Trade payables principally represent amounts payable to media owners in respect of media space booked for clients; trade receivables principally represent amounts due from clients in respect of this space.

There were the typical working capital movements during the year, with an outflow during the first half, followed by an inflow in the second half. During the year, there was a working capital outflow of £24.6m on an underlying basis.

Net debt /

The profile of net debt at the end of 2011 was as follows:

£m 2011 2010 Change
%
Cash and short-term deposits 626.1 394.4 231.7
Current borrowings and overdrafts (136.2) (85.6) (50.6)
Non-current borrowings (618.3) (640.1) 21.8
Net Debt (128.4) (331.3) 202.9

Net debt improved from £331.3m at the end of 2010 to £128.4m at the end of 2011, a year-on-year improvement of £202.9m.
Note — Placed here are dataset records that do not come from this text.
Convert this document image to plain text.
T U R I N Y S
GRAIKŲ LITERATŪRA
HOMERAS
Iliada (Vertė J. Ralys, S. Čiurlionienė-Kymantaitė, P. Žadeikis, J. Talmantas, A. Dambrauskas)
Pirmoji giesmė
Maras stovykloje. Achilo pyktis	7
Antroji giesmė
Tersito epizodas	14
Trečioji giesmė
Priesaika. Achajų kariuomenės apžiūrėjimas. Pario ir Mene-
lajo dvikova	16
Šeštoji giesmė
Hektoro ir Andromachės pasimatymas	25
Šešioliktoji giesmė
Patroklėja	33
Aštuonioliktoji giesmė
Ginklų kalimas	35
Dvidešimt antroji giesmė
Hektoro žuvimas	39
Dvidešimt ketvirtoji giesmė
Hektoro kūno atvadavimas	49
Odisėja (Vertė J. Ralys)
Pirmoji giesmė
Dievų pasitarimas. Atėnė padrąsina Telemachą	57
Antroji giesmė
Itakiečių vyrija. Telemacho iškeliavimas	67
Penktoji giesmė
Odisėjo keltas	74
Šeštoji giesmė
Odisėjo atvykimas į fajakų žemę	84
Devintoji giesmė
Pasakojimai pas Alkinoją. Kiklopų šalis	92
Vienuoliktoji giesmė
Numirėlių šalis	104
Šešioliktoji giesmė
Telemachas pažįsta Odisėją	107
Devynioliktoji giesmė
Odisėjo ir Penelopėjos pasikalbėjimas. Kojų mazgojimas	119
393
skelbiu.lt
This increase was mainly due to the receipt of cash proceeds from the Synovate sale and strong operating cash flows in the second half of 2011, offset by acquisition spend and a special dividend of £200m being paid to shareholders.

Earn-outs and put options /

Our estimated future earn-out liabilities increased by £118.6m to £182.3m at the end of the year. Decreases in liabilities due to payments made in the year were more than offset by additional earn-outs through acquisitions made in 2011, revaluations of future liabilities and currency effects. The vast majority of our earn-out commitments depend on the post acquisition financial performance of businesses acquired.

Liabilities in respect of put options decreased by £20.1m to £14.4m (2010: £34.5m), primarily due to payments made on the purchase of additional stakes in existing subsidiaries.

Cash flow /

Cash inflows from underlying operations were £218.1m (2010: £250.2m), down 12.8%, mainly due to the loss of cash inflows from Synovate generated in the fourth quarter of the prior year. Statutory cash inflows from operations were £208.1m, down 10.5% from £232.5m in 2010. Net cash inflow on acquisitions and disposals was £402.6m.

Financing /

The Group has a good maturity and diversified debt profile and, as a result, the headroom on the Group’s facilities is satisfactory. A bilateral facility of £45m, which had a maturity of July 2011, was increased to £60m and extended to October 2014.

We ended the year with a comfortable covenant position. Our leverage covenant (net debt/EBITDA) was 0.5 times (compared to a covenant requirement of <3 times) and our interest cover covenant (EBITDA/net interest) was 7.7 times (compared to a covenant requirement of >4 times).

Covenant Requirement 2011 2010
Leverage Less than 3 times 0.5 1.5
Interest cover Greater than 4 times 7.7 8.2

Under our committed central facilities, we had undrawn available facilities at the year-end of £450.0m, as we did at the end of 2010. Cash flow forecasts produced on a prudent basis for the next three years show that the Group has sufficient headroom and available facilities to meet its liabilities as they fall due.